What kind of fish do you want? Research the fish needs. GH, pH, TDS, other (black water species?)
Get a gallon of RO water. Make several blends. See which comes closest without going over.

Here is how I do this:
1) Make the GH suit the fish. You can keep hard water fish that like your water, or you can blend RO + tap until you make a good GH level for whatever livestock you want.
2) Make the KH equal the GH. KH stabilizes the pH. In general a high KH means high pH. A low KH allows something else to control the pH. For example, when ADA substrates remove the KH this allows CO2 and decomposing organic matter make the pH more acidic. Check the pH requirement of the fish (most will thrive at a wide range of values) and adjust the KH to keep the pH in that range.
3) A black water species would have peat moss in the water prep barrel.

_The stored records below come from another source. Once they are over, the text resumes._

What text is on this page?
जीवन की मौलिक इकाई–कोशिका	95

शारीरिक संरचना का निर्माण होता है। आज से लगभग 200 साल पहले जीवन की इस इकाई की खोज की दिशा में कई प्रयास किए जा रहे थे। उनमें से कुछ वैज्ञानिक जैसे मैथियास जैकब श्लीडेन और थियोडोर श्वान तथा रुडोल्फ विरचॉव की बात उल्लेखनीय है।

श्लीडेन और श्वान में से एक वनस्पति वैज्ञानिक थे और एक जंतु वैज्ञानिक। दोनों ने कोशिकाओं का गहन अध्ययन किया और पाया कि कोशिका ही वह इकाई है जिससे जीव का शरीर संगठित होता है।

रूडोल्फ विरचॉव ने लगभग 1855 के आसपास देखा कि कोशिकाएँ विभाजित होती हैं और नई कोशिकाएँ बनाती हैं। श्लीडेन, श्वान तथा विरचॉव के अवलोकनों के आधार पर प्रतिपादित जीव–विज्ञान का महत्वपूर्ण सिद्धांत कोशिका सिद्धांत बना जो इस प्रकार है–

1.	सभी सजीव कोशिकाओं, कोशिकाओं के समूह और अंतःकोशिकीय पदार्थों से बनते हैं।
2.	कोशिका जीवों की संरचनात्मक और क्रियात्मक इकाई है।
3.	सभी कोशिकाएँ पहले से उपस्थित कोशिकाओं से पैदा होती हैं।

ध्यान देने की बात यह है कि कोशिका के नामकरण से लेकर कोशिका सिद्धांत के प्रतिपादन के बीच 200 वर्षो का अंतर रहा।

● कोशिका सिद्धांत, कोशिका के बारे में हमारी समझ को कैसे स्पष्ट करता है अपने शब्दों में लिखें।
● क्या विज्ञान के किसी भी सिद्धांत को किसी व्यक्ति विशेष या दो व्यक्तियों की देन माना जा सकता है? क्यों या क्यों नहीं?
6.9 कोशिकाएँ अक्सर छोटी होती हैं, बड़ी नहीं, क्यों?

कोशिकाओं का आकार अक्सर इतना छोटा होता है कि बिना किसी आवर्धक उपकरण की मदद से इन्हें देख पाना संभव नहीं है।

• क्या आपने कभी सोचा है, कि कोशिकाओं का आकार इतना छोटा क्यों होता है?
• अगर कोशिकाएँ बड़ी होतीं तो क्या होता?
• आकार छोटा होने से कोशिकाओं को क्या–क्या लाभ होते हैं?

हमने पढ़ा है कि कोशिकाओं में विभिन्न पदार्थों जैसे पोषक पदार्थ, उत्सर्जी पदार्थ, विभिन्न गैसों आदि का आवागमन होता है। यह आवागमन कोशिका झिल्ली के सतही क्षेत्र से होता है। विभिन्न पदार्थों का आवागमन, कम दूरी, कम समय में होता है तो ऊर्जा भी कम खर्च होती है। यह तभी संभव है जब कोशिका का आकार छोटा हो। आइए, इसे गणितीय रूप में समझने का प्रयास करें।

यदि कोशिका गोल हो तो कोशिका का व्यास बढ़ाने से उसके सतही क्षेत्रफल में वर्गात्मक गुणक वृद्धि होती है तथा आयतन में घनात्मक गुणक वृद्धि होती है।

ADA substrates will remove carbonates. Also, these materials add ammonia to the tank. When you first set up the system you will find the KH drops to 0 degrees very fast and the ammonia climbs. The ammonia is good for growing nitrifying bacteria, but the low-to-no KH is bad. To get the system through its first month, and grow the nitrifying bacteria, you will be doing water changes (to keep the ammonia and nitrite under 5ppm). I would do this with tap water, not tap + RO. This will give the bacteria the minerals they need.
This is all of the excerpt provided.